Un 9 a 9 finale pieno di rammarichi per il XV di Gajan, autore di un secondo tempo complessivamente superiore agli avversari
Con lo stesso punteggio del match di ritorno della passata stagione (giocato però a Monigo) il derby tra Casinò di Venezia e Benetton Trreviso divide la posta in palio lasciando un retrogusto agrodolce ai veneziani, felici per la conferma ad alto livello dopo la sbornia di Coppa Italia ma consapevoli della grande occasione mancata per centrare il risultato pieno.
Giocata in condizioni climatiche incredibilmente pesanti (vento forte e gelido, pioggia incessante, terreno in situazione d’acquitrino) la gara è stata molto chiusa sugli avanti e sull’uso tattico del piede, con il pacchetto trevigiano molto solido in chiusa e quello lagunare più mobile e ben impostato in rimessa laterale.

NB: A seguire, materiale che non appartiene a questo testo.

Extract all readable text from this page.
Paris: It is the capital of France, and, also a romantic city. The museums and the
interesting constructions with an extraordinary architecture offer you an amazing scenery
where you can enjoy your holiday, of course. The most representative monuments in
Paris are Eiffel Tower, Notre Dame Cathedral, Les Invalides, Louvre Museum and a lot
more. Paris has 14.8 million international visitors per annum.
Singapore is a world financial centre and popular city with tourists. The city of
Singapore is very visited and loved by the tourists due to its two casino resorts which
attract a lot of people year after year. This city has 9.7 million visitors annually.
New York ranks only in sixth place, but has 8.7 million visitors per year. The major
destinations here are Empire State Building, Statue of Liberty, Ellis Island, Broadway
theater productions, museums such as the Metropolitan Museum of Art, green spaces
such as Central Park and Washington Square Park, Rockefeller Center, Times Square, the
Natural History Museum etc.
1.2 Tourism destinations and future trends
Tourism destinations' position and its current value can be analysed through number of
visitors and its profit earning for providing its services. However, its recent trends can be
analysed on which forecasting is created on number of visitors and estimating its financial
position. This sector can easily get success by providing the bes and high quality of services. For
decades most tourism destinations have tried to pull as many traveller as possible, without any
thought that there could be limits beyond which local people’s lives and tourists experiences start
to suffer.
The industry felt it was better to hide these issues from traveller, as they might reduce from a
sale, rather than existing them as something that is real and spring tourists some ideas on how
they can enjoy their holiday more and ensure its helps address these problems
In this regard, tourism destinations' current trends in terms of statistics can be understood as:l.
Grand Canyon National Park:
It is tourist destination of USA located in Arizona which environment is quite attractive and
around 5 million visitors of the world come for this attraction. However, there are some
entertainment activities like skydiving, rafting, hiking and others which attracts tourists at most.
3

Polveri bagnate invece per le linee arretrate, dove né Williams né MJ Mentz hanno potuto mettere in moto le gambe: alla fine un sostanziale equilibrio nel primo tempo ed una discreta supremazia territoriale e nel possesso da parte del Casinò di Venezia nel secondo confezionano un pareggio scomodo per entrambe le squadre, ma ottimo per il processo di crescita del XV di coach Gajan in vista delle ultime sette giornate di regular-season.